Durant l'année qui a précédé l'enregistrement, on s'est pas mal penché sur notre son, on a pas mal expérimenté au local à essayer ce qui conviendrait le mieux pour ce qu'on voulait faire. Donc ça passe par des changements d'amplis, de guitare, des tas de pédales qu'on a essayées, remplacées... Jusqu'à ce que le son de chacun soit meilleur, plus affirmé, et que l'ensemble forme un tout cohérent. Et c'est important d'avancer là-dessus en gardant toujours en tête l'équilibre global, un peu "chacun pour soi tous ensemble" quoi.
Donc quand on est arrivé au rec, on avait déjà travaillé sur comment ça doit sonner. Le taf d'Amaury a été de capter le son du groupe, et parfois de modifier des choses pour aller encore plus dans le sens que l'on avait défini. Ça va de changer une peau de grosse caisse pour avoir plus d'ampleur, à opter pour telle cymbale pour gagner en définition, en passant par une pédale pour exagérer un caractère.

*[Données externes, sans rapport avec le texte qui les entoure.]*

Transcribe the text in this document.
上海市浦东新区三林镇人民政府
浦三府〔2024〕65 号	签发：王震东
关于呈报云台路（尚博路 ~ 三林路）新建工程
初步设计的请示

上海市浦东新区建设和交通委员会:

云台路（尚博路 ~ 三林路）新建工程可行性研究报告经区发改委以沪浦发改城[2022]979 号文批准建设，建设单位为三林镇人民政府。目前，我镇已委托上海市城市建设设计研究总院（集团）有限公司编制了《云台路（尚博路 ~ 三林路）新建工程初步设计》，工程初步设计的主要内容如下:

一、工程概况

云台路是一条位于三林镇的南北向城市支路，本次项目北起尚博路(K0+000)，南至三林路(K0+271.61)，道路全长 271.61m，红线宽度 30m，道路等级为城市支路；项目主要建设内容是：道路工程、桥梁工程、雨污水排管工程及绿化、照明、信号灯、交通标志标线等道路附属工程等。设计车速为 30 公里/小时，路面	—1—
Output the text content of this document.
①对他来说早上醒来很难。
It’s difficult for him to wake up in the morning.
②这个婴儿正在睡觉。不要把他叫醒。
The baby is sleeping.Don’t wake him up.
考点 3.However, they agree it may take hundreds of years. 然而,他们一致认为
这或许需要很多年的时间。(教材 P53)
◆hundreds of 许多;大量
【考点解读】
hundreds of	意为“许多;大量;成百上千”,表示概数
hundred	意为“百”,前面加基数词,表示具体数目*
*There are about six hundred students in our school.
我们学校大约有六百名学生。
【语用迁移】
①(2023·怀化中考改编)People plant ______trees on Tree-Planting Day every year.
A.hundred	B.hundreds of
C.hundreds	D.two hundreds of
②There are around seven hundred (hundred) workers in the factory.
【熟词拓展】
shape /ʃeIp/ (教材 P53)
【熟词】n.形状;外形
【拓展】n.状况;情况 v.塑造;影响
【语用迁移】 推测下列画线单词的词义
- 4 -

Ça passe par des petites choses comme ça, mais c'est cet ensemble de détails qui fait qu'à la fin tu n'as rien négligé, de l'instrument à la captation sonore, et que tu as mis les meilleurs ingrédients que tu pouvais pour ton album. On a beaucoup appris de cette exigence. Ça touche aussi à la façon dont tu joues, et on a dû corriger certaines mauvaises habitudes pour se rendre compte de l'impact que cela pouvait avoir sur notre son, et par conséquent aussi sur le rendu de la performance que tu dois donner pour rendre au mieux l'intention des morceaux.

Vous avez ajouté des prises que vous ne pourrez pas faire en live ?
Tout a été enregistré live, même le chant, sans aucun overdub. Après il y a quelques ajouts, mais de l'ordre de l'arrangement, c'est plutôt des textures que des parties autres qui viennent se doubler ou apporter une nouvelle ligne mélodique ou harmonique. Tout ce que tu entends a été joué à cinq, en même temps. C'était le gros challenge de ce disque. C'était déjà le cas sur l'EP, mais là on a poussé l'exigence beaucoup plus loin. L'idée c'était vraiment de capturer une performance, de prendre le meilleur de nous cinq quand on est ensemble, et c'était hors de question de rattraper un foirage d'untel après une prise en enregistrant par dessus. Donc on a joué et joué les morceaux, jusqu'à ce qu'on soit satisfait et qu'ont ait le meilleur. Enregistrer comme ça en live inclut que tout le monde donne tout, à chaque prise. Donc la fatigue se fait vite sentir, et tu es parfois tenté de dire "c'est bon" par manque de recul. C'était hyper important de travailler avec Amaury pour ça, parce qu'on pouvait compter sur quelqu'un en qui on avait confiance, et qui serait en mesure de nous dire quand il fallait s'arrêter parce qu'on avait ce qu'il fallait, mais aussi de nous pousser dans nos derniers retranchements quand il estimait qu'on pouvait mieux faire.
Il n'y a qu'un morceau, "Cinephilia", qui a échappé à ce processus. Pour nous c'était un morceau différent dans l'écriture et on voulait que ça le soit aussi dans la façon de l'enregistrer. Donc on est entré en studio avec ce titre encore volontairement en chantier, on voulait voir ce qui allait se passer sur place et comment on pourrait le mettre en boîte. On savait aussi qu'on voulait un son différent pour chaque instrument. C'était hyper stimulant de finir ce morceau en studio, d'autant plus qu'on était limité dans le temps et ça nous donnait une contrainte supplémentaire. On a utilisé des amplis différents, on a énormément expérimenté sur le son de batterie au mixage, traité la voix d'une autre manière... À l'inverse des autres titres, ça n'avait aucune importance de jouer ce titre entièrement live, même si le squelette du morceau a été fait comme tel. On pensait davantage au son qu'on voulait lui donner, et à son caractère un peu à part. On s'est dit "s'il est différent, alors faisons-le différemment, ça ne pourra que lui donner plus de caractère."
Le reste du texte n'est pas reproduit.